Not surprisingly, the value of the Northern Great Plains goes well beyond wildlife. Many native grassland plants have roots that reach deep into the soil, holding it in place and reducing sedimentation in streams and rivers. The grasslands themselves store vast amounts of carbon, filter clean air, and help provide clean water and healthy fisheries for communities all the way to the Gulf of Mexico. Like two great kidneys, the soils of the Missouri River Basin (which is fed by freshwater from the Northern Great Plains) and the soils of the Mississippi River Basin filter toxins that would otherwise leach into these great water systems. With the Mississippi failing due to pollutants and runoff from a nearly unending sprawl of development along its shores, it is critical that we do all we can to keep the Missouri healthy and the Northern Great Plains intact.
Unfortunately, this land where the buffalo roam and the antelope play faces an uncertain future. North America’s great grasslands are being plowed up at an extraordinary rate—primarily for row-crops, such as corn and soy, as well as for energy and other types of development. From 2015 to 2016, the Great Plains as a whole lost approximately 2.5 million acres to development. Over a million acres of that loss occurred in the Northern Great Plains.

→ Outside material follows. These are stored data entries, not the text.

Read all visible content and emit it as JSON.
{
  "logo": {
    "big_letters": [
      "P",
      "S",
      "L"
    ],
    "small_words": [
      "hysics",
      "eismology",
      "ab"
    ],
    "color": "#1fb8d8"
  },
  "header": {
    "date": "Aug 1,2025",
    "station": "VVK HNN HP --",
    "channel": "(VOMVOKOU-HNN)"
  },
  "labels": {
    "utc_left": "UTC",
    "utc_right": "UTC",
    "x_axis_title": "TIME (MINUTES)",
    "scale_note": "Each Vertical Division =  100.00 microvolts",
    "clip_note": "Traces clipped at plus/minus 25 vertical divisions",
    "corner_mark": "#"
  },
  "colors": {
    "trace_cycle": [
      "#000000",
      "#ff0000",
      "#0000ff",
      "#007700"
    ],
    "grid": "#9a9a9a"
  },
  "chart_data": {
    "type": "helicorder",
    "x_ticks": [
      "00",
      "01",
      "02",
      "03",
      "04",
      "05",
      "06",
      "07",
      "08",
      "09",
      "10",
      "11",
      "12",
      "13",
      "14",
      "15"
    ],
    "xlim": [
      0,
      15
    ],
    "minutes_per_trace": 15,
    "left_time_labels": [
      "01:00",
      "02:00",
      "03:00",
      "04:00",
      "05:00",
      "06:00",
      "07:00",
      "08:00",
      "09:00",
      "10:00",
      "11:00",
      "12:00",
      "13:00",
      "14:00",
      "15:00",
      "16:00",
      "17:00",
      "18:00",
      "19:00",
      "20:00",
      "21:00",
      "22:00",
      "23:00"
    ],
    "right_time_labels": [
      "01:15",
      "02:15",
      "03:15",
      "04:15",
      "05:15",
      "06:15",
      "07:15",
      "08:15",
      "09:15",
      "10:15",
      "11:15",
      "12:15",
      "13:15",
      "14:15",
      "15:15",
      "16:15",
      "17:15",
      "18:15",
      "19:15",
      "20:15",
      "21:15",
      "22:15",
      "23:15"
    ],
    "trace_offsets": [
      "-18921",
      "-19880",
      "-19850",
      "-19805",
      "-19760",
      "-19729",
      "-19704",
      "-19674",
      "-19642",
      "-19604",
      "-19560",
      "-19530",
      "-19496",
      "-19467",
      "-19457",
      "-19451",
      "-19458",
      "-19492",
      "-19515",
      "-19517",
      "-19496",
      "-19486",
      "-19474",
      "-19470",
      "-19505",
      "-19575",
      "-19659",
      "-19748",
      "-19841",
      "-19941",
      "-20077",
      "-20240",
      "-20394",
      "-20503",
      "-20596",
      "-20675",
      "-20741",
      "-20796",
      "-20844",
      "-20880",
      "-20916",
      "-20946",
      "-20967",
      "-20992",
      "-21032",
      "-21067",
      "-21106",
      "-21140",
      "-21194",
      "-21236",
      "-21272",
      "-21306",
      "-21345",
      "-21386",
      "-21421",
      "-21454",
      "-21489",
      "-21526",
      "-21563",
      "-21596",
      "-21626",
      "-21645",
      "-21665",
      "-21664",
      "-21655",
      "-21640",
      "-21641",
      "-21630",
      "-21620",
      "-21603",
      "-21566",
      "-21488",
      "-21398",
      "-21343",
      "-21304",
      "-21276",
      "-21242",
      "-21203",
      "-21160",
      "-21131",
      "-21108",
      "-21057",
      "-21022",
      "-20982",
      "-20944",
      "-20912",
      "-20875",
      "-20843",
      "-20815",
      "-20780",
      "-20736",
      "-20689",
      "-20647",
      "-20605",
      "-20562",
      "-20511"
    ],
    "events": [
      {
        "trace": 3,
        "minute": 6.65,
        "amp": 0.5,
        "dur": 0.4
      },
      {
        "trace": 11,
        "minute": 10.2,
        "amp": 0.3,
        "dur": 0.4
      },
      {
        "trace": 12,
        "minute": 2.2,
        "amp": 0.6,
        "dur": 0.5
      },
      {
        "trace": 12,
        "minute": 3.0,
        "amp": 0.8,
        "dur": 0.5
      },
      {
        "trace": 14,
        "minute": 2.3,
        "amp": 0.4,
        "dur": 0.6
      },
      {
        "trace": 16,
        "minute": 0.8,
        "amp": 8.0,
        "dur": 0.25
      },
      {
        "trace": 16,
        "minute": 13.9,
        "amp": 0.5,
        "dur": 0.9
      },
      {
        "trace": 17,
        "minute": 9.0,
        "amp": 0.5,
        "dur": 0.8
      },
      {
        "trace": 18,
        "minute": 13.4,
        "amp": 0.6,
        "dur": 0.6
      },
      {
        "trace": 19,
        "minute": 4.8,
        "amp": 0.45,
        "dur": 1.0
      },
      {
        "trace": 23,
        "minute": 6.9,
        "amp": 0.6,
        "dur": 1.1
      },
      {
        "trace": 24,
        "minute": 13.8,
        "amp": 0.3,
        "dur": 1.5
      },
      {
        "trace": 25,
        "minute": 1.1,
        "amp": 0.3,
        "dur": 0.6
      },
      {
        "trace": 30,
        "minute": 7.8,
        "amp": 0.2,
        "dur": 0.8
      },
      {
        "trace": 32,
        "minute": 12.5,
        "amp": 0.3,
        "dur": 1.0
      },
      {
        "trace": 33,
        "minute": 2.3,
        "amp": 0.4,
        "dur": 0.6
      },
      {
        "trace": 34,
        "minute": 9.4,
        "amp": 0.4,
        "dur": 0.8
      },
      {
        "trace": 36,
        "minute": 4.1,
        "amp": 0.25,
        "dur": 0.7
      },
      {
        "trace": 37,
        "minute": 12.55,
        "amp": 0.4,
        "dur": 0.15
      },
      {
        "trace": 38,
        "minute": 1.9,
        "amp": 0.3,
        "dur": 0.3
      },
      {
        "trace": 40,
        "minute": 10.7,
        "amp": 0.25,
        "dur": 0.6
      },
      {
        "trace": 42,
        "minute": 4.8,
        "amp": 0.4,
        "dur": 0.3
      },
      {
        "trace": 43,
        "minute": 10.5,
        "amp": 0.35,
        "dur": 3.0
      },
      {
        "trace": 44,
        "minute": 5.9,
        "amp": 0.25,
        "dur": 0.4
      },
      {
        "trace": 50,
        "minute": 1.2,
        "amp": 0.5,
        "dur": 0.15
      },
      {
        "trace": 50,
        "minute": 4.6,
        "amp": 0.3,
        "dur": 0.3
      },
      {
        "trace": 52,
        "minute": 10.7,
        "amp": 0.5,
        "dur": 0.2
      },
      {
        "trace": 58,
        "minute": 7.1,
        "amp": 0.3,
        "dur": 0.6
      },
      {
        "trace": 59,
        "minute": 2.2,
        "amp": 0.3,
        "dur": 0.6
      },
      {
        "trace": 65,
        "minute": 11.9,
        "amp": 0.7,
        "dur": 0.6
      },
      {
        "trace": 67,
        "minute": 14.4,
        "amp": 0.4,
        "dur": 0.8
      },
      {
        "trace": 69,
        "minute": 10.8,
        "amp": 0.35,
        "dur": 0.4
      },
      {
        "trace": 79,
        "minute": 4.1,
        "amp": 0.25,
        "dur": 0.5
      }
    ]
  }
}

Curbing that trend is the focus of WWF’s efforts here. To keep the remaining grasslands intact, we are working with ranchers who are dedicated to sustainable ranching operations. We’re working with farmers who are seeking more efficient ways of growing their products on lands that have already been converted to cropland. And we’re helping to restore the wildlife—from black-footed ferrets to bison—that is integral to the grasslands ecosystem.
By forming strong partnerships with local communities and policy-makers throughout the Northern Great Plains, we are hopeful that we can ensure that this irreplaceable landscape remains healthy for both the people and the wildlife that call it home.